Василий Сергеевич посмотрел Спиридонову прямо в глаза и со вздохом ответил:
– Видит бог, мне бы этого не хотелось! Я привязчивый. Очень привыкаю к людям, к местам… Я любил Сахалин, хотя там нечего было особо любить, любил Токио, хотя он совершенно чужой нам, любил Владивосток… Теперь вот люблю Новосибирск. Но судьба не интересуется нашими предпочтениями. Я не виноват, что Машенька расхворалась. – Его глаза подозрительно заблестели, но Ощепков быстро взял себя в руки: – В свое оправдание скажу, что мне есть на кого оставить секцию. Другим тоже следует расти, а мне – обживаться на новом месте. Такова жизнь…
Спиридонов машинально кивнул, и они продолжили путь.
Оставив вещи в гостинице, Виктор Афанасьевич и его спутник сразу же отправились в спортклуб Осоавиахима, где Ощепков проводил занятия. Машин в городе почти не было, да и гужевой транспорт не запрудил улицы, и в целом, если сравнить с Москвой, Новосибирск казался тихим и патриархальным, о чем Виктор Афанасьевич опрометчиво не преминул сообщить Василию Сергеевичу.

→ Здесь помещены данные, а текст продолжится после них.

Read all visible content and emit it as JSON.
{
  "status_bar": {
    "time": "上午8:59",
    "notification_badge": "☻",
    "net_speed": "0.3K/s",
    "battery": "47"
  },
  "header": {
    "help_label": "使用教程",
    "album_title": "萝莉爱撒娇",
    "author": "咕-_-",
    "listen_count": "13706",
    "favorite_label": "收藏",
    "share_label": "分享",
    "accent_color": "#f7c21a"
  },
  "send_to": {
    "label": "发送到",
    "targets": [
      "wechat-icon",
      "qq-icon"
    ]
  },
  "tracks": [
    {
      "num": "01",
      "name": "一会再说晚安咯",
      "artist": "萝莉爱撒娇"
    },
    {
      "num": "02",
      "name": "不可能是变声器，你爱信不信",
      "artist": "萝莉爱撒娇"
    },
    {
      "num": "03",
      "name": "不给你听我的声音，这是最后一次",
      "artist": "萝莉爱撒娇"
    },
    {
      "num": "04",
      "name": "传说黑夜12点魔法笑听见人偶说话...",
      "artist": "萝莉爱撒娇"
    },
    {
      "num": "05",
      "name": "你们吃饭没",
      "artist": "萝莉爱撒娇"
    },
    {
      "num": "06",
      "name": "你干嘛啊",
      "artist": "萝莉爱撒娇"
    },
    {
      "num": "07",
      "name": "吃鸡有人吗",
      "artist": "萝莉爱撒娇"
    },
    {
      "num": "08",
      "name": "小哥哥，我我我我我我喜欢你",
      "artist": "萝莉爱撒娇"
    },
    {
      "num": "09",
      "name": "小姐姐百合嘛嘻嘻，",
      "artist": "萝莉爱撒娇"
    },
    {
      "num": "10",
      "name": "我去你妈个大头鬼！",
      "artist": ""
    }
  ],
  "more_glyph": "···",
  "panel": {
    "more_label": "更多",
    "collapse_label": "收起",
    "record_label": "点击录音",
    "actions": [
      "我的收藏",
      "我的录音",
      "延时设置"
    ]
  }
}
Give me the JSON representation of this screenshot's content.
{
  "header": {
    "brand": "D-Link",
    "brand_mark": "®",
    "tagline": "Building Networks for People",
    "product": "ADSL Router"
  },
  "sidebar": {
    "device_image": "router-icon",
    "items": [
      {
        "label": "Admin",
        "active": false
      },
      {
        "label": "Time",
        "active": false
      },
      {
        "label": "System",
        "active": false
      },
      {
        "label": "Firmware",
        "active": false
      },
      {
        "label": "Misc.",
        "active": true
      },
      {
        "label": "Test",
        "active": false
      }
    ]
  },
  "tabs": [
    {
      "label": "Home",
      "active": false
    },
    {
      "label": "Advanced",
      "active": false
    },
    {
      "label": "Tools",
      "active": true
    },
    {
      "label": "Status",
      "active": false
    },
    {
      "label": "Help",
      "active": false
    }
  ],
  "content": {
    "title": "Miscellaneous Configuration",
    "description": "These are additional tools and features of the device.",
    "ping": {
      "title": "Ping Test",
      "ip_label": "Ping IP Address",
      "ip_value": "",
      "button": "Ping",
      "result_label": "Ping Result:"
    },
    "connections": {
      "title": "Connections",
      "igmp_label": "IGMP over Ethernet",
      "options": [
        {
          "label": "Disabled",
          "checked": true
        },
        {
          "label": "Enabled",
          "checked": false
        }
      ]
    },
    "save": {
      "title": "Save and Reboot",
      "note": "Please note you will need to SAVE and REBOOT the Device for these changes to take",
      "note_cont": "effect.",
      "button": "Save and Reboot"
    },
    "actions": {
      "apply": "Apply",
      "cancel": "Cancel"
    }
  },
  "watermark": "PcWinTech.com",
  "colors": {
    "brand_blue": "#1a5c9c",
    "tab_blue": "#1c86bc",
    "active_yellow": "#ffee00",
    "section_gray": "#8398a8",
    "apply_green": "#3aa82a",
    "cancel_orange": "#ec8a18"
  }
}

Тот отреагировал, видимо, с легкой обидой, потому как пустился в пространные объяснения:
– Во-первых, мы с вами едем по периферийным кварталам, вдали от, так сказать, делового центра. А во-вторых, сегодня же пятница. Все домой спешат, отдохнуть после трудовой недели.
– А с преступностью у вас как? – поинтересовался Спиридонов, не подав виду, что заметил обиду.

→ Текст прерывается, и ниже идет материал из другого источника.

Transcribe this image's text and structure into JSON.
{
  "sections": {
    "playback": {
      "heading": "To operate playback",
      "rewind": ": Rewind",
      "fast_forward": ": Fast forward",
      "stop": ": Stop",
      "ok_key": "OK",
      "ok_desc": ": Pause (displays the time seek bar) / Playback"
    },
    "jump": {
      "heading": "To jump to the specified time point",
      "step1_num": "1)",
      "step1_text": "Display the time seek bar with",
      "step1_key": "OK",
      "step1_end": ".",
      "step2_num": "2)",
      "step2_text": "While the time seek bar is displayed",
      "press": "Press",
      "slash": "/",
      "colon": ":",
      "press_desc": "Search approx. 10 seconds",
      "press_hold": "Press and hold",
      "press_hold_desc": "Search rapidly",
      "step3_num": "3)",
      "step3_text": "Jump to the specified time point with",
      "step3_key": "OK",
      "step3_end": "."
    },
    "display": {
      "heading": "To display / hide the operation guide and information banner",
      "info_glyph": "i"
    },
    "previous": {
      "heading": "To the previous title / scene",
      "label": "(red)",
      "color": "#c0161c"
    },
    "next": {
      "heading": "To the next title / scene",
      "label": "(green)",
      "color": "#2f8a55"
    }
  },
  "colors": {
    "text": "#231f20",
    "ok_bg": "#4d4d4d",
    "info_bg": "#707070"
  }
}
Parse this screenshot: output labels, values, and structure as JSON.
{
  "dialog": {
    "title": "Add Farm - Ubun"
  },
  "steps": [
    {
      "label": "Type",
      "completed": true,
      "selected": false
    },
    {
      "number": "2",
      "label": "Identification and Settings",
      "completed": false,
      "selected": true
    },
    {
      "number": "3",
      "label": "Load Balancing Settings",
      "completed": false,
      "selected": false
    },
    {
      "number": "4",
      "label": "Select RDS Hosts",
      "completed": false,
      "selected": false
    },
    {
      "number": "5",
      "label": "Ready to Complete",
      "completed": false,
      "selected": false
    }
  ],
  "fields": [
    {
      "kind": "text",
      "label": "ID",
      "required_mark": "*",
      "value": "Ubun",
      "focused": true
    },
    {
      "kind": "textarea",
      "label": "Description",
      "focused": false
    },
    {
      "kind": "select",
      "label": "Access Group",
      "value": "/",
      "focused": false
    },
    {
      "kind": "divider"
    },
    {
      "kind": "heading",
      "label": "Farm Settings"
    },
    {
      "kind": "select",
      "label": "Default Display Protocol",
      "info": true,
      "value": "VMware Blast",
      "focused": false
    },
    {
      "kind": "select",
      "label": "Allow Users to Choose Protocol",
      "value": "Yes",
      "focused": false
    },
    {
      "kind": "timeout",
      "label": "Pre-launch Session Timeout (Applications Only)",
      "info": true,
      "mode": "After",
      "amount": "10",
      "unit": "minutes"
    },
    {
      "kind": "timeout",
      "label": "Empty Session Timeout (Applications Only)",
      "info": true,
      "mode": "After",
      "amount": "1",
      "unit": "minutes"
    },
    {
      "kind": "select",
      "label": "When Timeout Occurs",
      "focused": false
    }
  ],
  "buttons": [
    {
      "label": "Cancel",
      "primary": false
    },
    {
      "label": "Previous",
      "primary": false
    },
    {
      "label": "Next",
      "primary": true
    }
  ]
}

– Бог миловал, – с удовлетворением ответил Ощепков. – Во Владивостоке похуже было, и то справлялись. А в Москве что?
Виктор Афанасьевич вздохнул:
– Да уж не то что раньше, но могло быть получше. Сознательность в народе растет медленно. Но мы над этим работаем, так сказать, не покладая рук и не жалея ног.
Василий Сергеевич каламбура, скорее всего, не понял:
– Здорово! Я вот занимаюсь с рабочей молодежью, и, доложу я вам, сколько в этой среде талантов! Золотое дно. Хорошо, что советская власть дает им возможность прорасти, не как встарь: упало зерние в терние… – Виктор Афанасьевич молчал, и Василий Сергеевич продолжил: – Дзюудзюцу меняет человека, меняет к лучшему. Я заметил, ко мне многие приходили, чтобы «научиться драться». Сейчас они совсем другие люди.

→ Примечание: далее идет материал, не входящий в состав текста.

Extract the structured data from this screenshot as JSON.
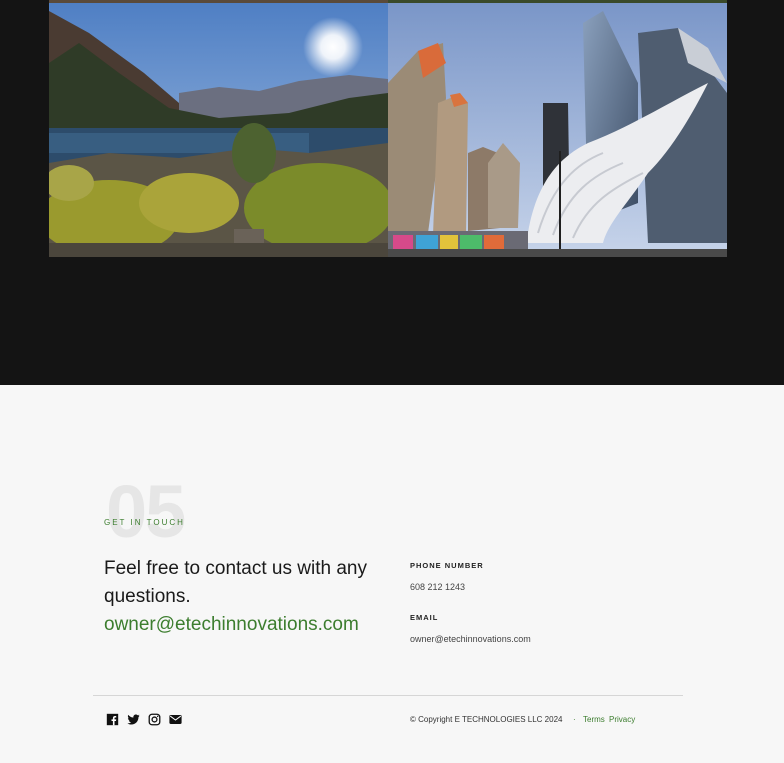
{
  "gallery": {
    "photo_1_alt": "Mountain lake with yellow shrubs",
    "photo_2_alt": "Skyscrapers and the Oculus building"
  },
  "contact": {
    "section_number": "05",
    "eyebrow": "GET IN TOUCH",
    "headline": "Feel free to contact us with any questions.",
    "email_link": "owner@etechinnovations.com",
    "phone_label": "PHONE NUMBER",
    "phone_value": "608 212 1243",
    "email_label": "EMAIL",
    "email_value": "owner@etechinnovations.com"
  },
  "footer": {
    "copyright": "© Copyright E TECHNOLOGIES LLC 2024",
    "separator": "·",
    "terms": "Terms",
    "privacy": "Privacy",
    "social_icons": [
      "facebook-icon",
      "twitter-icon",
      "instagram-icon",
      "mail-icon"
    ]
  },
  "colors": {
    "dark_bg": "#141414",
    "light_bg": "#f7f7f7",
    "accent_green": "#3c7d2e"
  }
}
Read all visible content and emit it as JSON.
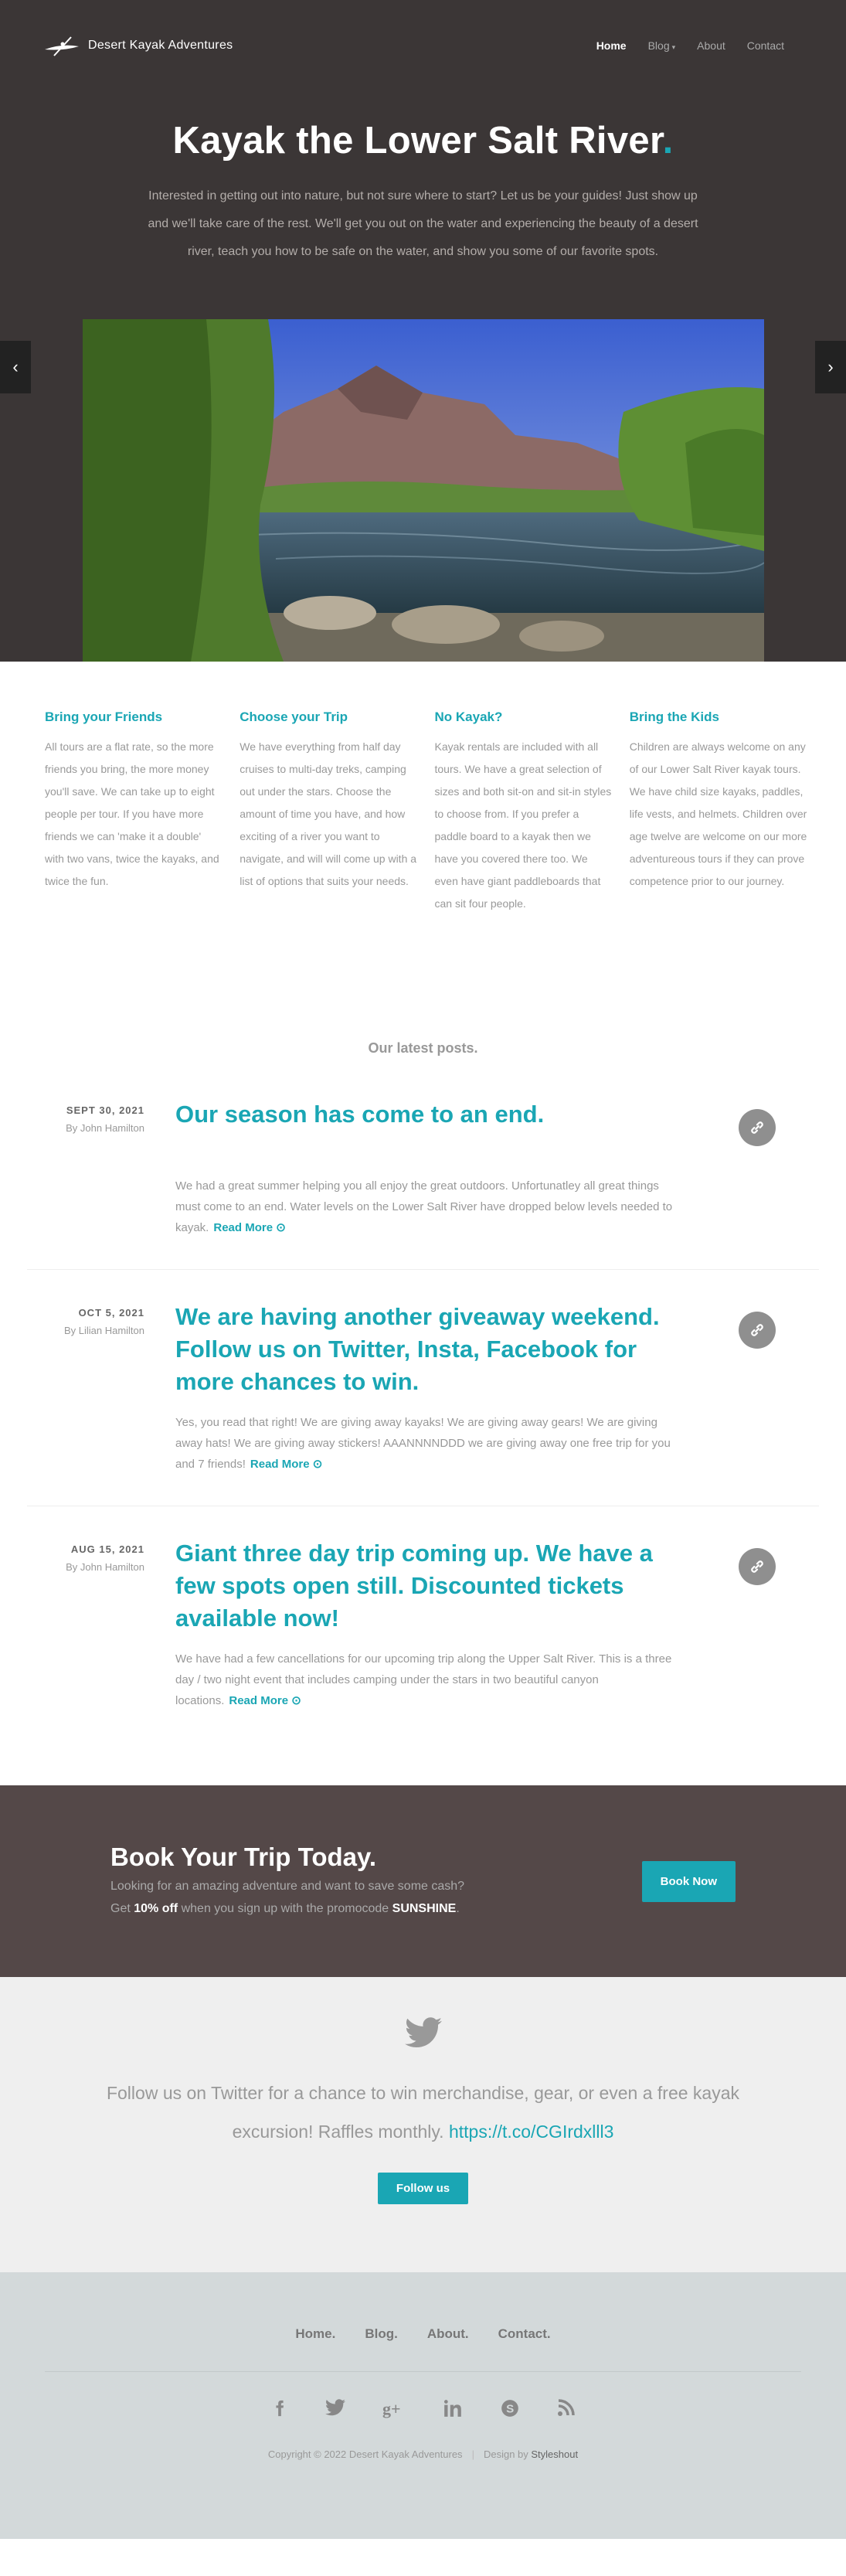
{
  "nav": {
    "brand": "Desert Kayak Adventures",
    "items": [
      {
        "label": "Home"
      },
      {
        "label": "Blog"
      },
      {
        "label": "About"
      },
      {
        "label": "Contact"
      }
    ]
  },
  "hero": {
    "title": "Kayak the Lower Salt River",
    "title_dot": ".",
    "text": "Interested in getting out into nature, but not sure where to start? Let us be your guides! Just show up and we'll take care of the rest. We'll get you out on the water and experiencing the beauty of a desert river, teach you how to be safe on the water, and show you some of our favorite spots.",
    "prev_icon": "chevron-left-icon",
    "next_icon": "chevron-right-icon"
  },
  "features": [
    {
      "title": "Bring your Friends",
      "text": "All tours are a flat rate, so the more friends you bring, the more money you'll save. We can take up to eight people per tour. If you have more friends we can 'make it a double' with two vans, twice the kayaks, and twice the fun."
    },
    {
      "title": "Choose your Trip",
      "text": "We have everything from half day cruises to multi-day treks, camping out under the stars. Choose the amount of time you have, and how exciting of a river you want to navigate, and will will come up with a list of options that suits your needs."
    },
    {
      "title": "No Kayak?",
      "text": "Kayak rentals are included with all tours. We have a great selection of sizes and both sit-on and sit-in styles to choose from. If you prefer a paddle board to a kayak then we have you covered there too. We even have giant paddleboards that can sit four people."
    },
    {
      "title": "Bring the Kids",
      "text": "Children are always welcome on any of our Lower Salt River kayak tours. We have child size kayaks, paddles, life vests, and helmets. Children over age twelve are welcome on our more adventureous tours if they can prove competence prior to our journey."
    }
  ],
  "posts": {
    "heading": "Our latest posts.",
    "items": [
      {
        "date": "SEPT 30, 2021",
        "author": "By John Hamilton",
        "title": "Our season has come to an end.",
        "excerpt": "We had a great summer helping you all enjoy the great outdoors. Unfortunatley all great things must come to an end. Water levels on the Lower Salt River have dropped below levels needed to kayak.",
        "read_more": "Read More"
      },
      {
        "date": "OCT 5, 2021",
        "author": "By Lilian Hamilton",
        "title": "We are having another giveaway weekend. Follow us on Twitter, Insta, Facebook for more chances to win.",
        "excerpt": "Yes, you read that right! We are giving away kayaks! We are giving away gears! We are giving away hats! We are giving away stickers! AAANNNNDDD we are giving away one free trip for you and 7 friends!",
        "read_more": "Read More"
      },
      {
        "date": "AUG 15, 2021",
        "author": "By John Hamilton",
        "title": "Giant three day trip coming up. We have a few spots open still. Discounted tickets available now!",
        "excerpt": "We have had a few cancellations for our upcoming trip along the Upper Salt River. This is a three day / two night event that includes camping under the stars in two beautiful canyon locations.",
        "read_more": "Read More"
      }
    ]
  },
  "cta": {
    "title": "Book Your Trip Today.",
    "line1": "Looking for an amazing adventure and want to save some cash?",
    "line2_pre": "Get ",
    "discount": "10% off",
    "line2_mid": " when you sign up with the promocode ",
    "promo": "SUNSHINE",
    "line2_end": ".",
    "button": "Book Now"
  },
  "twitter": {
    "icon": "twitter-icon",
    "text": "Follow us on Twitter for a chance to win merchandise, gear, or even a free kayak excursion! Raffles monthly.",
    "link": "https://t.co/CGIrdxlll3",
    "button": "Follow us"
  },
  "footer": {
    "nav": [
      "Home.",
      "Blog.",
      "About.",
      "Contact."
    ],
    "social": [
      "facebook-icon",
      "twitter-icon",
      "google-plus-icon",
      "linkedin-icon",
      "skype-icon",
      "rss-icon"
    ],
    "copyright": "Copyright © 2022 Desert Kayak Adventures",
    "design_by": "Design by",
    "designer": "Styleshout"
  },
  "colors": {
    "accent": "#1aa6b4",
    "hero_bg": "#3b3636",
    "cta_bg": "#544848"
  }
}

– Научились драться? – ровным голосом уточнил Спиридонов.
Ощепков выражением лица дал понять, что речь о другом:
– Научились жить! Думать научились, и все благодаря дзюудзюцу. Вы, кстати, как, не проголодались с дороги? Можем в столовую заехать, ресторана, правда, не могу предложить.
– Спасибо, не голоден, – ответил Виктор Афанасьевич. При его обычно скудном пайке и после вчерашней обильной трапезы в вокзальном общепите он мог не испытывать чувства голода еще дня три. – А вот курево мне купить стоило бы. У меня кончилось, а на вокзале я разносчиц что-то не заметил. Брал с собой в дорогу, но все выкурил… В поезде, знаете ли, чем еще заниматься?..
– Тогда остановимся у табачной лавки, – решил Ощепков и спросил у извозчика: – Дружок, здесь где-нибудь махоркой торгуют?
– На перекрестке есть лабаз Потребсоюза, Василь Степаныч, – степенно ответил тот, – да товар там негодный, одно название, что табак, а так солома сухая. Заехать, что ли, к Дешевкиным? У них есть любое курево, хошь «Кино», хошь буржуйское зелье. Правда, цены дерут, буржуи недобитые…
– Заедь, дружок, будь добр, – попросил Ощепков, поудобнее усаживаясь на сиденье. – А уж вы меня, Виктор Афанасьевич, великодушно простите, курить, по-моему, дело дурное.
– Извозчик-то ваш, что ли? – Виктор Афанасьевич пропустил замечание о вреде табака мимо ушей. Только морализаторства ему тут не хватало!
– Чей это «наш»? Новосибирский? – удивился Ощепков.
– А откуда же он вас знает? – в свою очередь был удивлен Спиридонов.
Ощепков разулыбался:
– А меня тут каждая собака знает, не то что рабочий люд. Как там у Есенина? «В переулках каждая собака знает мою легкую походку». Вот только, к счастью, по другому поводу.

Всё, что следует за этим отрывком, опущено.